De lezingen van vandaag zijn niet eenvoudig. Maar wellicht helpen ze ons toch klaarder te zien wat er met ons gaande is en waar onze ankerpunten liggen.
Daar is het boeiende verhaal van de uitbreiding van het eerste christendom. Het tegenovergestelde van wat we vandaag beleven. Maar het wordt herkenbaar als we horen hoe mensen ook toen met gewetensvragen zaten. Waar ging het dan om? De eerste volgelingen van Jezus waren joden. Zij volgden Jezus, ook een jood, in de lijn van hun geschiedenis en hun godsdienst. Zij lieten zich inspireren door zijn leven en zijn figuur binnen het kader van het jodendom. Maar op het moment dat ook niet-joden aangetrokken werden door zijn persoon en zijn leer rezen er vragen op: moeten niet-joden niet langs het poortje van het jodendom binnenkomen om christen te kunnen worden? Concreet: moesten niet-joden zich niet eerst laten besnijden? De vraag lag heel delicaat voor joodse christenen. Nieuwe christenen waren natuurlijk welkom. ‘Wij worden een succesbeweging, maar ten koste van wat? Mogen wij zomaar een heilige, eeuwenoude traditie opgeven? Is dit geen verloochening van onze eigen godsdienst? Waar gaat het om? Wat behoort hier tot de kern van ons geloof?’
Het was voor de eerste geloofsgemeenschap een zwaar crisismoment. Het is niet voor niets dat Lucas dit scharniermoment zo uitvoerig heeft beschreven.

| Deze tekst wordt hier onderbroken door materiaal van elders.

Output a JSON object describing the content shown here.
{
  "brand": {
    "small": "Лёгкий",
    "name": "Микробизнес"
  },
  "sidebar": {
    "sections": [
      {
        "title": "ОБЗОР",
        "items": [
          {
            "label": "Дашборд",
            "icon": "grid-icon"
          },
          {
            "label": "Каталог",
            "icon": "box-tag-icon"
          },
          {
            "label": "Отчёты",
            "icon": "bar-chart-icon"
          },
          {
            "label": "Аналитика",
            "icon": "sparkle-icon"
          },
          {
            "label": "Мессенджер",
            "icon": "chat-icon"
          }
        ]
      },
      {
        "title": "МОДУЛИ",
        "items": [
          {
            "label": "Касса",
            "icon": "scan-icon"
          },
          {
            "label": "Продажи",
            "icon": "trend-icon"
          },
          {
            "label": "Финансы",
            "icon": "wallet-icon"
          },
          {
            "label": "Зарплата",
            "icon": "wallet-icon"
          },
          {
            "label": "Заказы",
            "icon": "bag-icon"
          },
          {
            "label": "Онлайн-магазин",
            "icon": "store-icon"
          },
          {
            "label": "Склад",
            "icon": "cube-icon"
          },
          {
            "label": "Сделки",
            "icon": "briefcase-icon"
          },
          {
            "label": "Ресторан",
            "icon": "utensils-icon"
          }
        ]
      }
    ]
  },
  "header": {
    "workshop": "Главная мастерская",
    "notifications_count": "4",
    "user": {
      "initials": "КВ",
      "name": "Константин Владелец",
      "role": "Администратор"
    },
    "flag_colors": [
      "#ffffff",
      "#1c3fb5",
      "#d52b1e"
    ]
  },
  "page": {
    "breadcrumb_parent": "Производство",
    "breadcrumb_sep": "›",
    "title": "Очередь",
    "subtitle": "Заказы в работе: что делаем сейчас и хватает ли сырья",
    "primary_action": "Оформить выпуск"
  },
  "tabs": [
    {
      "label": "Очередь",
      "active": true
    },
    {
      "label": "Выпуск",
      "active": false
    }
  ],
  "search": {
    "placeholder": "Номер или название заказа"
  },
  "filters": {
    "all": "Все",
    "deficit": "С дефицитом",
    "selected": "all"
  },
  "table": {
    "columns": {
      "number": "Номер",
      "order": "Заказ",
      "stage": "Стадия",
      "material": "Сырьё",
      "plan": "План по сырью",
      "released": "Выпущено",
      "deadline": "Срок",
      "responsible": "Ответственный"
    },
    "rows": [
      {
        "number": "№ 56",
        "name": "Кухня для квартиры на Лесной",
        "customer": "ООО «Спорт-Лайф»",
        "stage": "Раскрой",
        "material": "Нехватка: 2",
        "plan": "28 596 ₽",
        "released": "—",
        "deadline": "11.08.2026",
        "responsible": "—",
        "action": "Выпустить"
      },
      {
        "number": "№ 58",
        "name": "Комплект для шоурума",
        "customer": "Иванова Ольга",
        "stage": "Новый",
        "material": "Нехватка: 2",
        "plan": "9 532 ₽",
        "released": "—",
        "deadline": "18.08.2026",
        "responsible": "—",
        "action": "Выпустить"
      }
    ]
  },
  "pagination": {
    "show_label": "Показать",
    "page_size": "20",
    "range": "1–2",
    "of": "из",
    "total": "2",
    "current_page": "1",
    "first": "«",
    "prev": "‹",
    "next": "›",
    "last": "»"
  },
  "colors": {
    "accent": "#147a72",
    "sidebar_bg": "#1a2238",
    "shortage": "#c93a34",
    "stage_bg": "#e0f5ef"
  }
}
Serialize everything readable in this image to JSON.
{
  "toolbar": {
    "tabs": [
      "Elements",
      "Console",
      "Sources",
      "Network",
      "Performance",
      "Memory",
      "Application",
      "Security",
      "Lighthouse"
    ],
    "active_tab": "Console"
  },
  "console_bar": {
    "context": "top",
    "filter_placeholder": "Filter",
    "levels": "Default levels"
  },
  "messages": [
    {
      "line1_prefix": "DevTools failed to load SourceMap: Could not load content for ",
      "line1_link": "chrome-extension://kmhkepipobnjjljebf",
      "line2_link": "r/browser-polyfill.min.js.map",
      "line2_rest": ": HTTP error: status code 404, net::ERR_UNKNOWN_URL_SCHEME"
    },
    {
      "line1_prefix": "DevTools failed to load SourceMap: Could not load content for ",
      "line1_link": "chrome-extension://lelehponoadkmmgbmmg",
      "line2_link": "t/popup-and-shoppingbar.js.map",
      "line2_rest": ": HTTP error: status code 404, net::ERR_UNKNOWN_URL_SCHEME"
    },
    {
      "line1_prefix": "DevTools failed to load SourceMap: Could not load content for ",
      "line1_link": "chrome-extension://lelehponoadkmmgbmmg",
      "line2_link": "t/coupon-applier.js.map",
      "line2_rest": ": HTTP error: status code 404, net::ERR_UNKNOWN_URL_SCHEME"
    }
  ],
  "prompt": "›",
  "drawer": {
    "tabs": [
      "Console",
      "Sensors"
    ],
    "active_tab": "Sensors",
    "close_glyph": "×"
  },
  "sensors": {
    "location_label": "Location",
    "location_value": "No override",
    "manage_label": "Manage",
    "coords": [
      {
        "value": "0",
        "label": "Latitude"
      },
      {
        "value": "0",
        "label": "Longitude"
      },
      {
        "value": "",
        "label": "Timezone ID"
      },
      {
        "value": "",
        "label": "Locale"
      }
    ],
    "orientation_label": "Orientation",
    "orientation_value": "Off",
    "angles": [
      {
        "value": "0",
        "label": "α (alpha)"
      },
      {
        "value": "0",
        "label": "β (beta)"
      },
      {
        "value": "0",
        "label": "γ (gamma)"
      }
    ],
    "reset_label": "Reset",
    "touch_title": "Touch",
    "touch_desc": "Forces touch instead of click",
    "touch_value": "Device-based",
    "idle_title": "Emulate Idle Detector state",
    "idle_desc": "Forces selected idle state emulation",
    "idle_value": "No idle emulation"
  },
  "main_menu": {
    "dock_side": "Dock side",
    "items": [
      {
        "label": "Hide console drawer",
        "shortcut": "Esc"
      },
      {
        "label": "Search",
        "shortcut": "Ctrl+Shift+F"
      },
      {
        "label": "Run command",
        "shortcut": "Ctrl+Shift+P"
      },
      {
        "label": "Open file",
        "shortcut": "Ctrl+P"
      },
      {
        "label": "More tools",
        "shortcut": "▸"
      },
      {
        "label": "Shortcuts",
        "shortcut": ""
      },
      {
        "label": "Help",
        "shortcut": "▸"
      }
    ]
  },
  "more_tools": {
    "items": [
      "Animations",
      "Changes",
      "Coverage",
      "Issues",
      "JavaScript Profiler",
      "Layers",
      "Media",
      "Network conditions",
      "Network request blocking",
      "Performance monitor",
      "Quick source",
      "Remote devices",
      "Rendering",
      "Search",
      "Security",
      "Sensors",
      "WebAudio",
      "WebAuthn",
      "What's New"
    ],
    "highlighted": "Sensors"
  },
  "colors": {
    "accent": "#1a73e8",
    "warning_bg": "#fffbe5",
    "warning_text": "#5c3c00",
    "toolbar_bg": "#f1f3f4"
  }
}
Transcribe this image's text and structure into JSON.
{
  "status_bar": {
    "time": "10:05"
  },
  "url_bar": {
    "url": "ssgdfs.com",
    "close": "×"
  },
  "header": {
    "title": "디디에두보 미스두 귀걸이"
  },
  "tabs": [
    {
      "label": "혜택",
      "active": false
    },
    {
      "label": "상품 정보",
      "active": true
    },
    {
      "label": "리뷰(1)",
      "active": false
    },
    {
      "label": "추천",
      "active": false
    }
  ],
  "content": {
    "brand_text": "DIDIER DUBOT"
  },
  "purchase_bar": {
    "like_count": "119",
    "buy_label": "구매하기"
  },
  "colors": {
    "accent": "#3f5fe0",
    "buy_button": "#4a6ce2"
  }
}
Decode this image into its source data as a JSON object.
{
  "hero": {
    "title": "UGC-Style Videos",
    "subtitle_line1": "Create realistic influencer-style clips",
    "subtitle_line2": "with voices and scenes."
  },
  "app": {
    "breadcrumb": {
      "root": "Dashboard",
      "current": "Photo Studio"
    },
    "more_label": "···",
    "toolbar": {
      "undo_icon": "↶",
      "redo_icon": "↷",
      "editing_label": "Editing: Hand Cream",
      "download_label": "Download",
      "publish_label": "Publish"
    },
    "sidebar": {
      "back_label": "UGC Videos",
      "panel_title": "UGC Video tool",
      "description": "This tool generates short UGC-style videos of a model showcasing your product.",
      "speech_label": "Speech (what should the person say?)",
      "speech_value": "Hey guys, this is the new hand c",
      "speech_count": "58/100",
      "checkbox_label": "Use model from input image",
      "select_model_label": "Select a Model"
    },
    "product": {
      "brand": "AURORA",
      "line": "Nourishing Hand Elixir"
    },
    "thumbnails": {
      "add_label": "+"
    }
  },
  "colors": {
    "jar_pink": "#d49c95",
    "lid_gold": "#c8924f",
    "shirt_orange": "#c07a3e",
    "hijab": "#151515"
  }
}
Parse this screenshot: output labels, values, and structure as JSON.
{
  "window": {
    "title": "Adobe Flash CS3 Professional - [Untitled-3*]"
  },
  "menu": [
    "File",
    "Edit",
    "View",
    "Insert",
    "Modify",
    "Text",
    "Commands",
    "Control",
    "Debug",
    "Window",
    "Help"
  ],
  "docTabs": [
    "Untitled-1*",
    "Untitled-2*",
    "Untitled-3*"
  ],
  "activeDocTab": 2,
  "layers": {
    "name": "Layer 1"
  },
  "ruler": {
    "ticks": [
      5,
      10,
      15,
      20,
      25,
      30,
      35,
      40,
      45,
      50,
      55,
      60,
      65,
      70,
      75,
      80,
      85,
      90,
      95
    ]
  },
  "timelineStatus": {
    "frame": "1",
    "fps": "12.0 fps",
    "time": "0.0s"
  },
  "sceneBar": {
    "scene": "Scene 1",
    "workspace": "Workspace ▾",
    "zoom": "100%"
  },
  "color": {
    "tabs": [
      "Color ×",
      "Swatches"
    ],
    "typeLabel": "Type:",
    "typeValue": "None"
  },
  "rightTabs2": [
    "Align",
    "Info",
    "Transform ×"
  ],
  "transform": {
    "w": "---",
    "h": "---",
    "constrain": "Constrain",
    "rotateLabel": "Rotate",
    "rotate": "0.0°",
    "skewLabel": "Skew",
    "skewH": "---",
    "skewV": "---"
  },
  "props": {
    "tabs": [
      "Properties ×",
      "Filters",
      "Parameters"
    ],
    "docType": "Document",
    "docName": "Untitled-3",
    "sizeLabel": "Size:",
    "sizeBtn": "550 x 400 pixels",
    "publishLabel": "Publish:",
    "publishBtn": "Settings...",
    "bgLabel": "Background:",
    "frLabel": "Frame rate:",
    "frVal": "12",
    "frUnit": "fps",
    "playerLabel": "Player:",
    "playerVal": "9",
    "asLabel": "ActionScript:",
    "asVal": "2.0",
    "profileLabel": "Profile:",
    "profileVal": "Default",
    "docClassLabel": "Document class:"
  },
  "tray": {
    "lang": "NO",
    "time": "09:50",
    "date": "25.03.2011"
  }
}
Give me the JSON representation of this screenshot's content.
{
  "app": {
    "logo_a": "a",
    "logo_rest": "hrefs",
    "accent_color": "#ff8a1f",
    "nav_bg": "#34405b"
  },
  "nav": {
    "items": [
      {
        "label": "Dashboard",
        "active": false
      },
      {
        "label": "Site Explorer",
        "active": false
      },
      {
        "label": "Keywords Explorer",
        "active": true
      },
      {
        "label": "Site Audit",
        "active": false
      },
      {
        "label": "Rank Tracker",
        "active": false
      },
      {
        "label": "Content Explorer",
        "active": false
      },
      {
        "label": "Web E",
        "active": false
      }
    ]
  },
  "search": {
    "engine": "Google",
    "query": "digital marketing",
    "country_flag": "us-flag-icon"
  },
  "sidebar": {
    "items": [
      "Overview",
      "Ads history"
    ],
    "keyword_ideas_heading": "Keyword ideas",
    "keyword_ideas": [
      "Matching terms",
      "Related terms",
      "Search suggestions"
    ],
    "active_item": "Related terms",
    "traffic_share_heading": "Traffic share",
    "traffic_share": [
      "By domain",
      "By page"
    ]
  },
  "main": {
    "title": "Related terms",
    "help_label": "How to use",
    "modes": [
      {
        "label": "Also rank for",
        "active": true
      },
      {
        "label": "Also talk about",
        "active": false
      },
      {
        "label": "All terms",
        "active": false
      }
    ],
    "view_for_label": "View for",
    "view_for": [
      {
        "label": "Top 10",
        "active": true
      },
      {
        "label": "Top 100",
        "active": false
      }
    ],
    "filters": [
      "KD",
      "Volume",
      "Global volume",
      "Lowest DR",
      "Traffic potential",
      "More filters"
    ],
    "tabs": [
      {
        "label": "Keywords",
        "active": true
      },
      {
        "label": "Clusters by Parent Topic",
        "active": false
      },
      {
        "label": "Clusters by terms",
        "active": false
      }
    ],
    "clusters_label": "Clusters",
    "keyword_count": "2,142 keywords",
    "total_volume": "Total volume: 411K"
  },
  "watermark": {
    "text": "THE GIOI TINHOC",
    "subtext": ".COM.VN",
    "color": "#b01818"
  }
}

Het dwong hen samen te kijken, te luisteren naar elkaar om precies op het spoor te komen van het nieuwe in Jezus’ boodschap. Het resultaat was de ontdekking dat het niet ging om het onderhouden van opgelegde regels, die je moet respecteren om zeker te zijn van je ticket voor de hemel. Bij Jezus ging het om een radicaal nieuwe levensstijl. Het ging hier om ‘geloven’! En om door dat geloven gered te worden. Heel belangrijk was wel dat ze allen bezield waren door dezelfde geest, waarin zij eens gedoopt waren. Diezelfde geest deed hen zoeken en leerde hen te onderscheiden wat bijkomstig en wat essentieel is. Het bewustzijn dat de geest bij hen was deed hen schrijven: ‘De heilige Geest en wij hebben namelijk besloten...’ Dat was de geest van het eerste concilie.
Je kan je de vraag stellen: over welke geest gaat het dan wel? Wie is hij? Want geest is zo vaag en zo vluchtig. In het evangelie van vandaag tracht Jezus te verduidelijken wat hij bedoelt: ‘de Geest is de helper, die de Vader in mijn Naam zal zenden. Hij zal u alles leren en u alles in herinnering brengen wat Ik u gezegd heb.’
Wat moest hij dan in herinnering brengen? Uiteindelijk draait het om de woorden die Jezus in zijn afscheidsrede zijn mensen op het hart heeft gedrukt: ‘Dit is mijn gebod – ik heb er maar één – dat gij elkaar zoudt liefhebben.’ En dat liefhebben heeft niets te maken met ‘mij goed voelen’, want het kan mij soms verdraaid veel moed kosten om de eerste stap te zetten. Maar nadien zal ik mij wel goed voelen want dan ervaar ik vrede in mijn hart.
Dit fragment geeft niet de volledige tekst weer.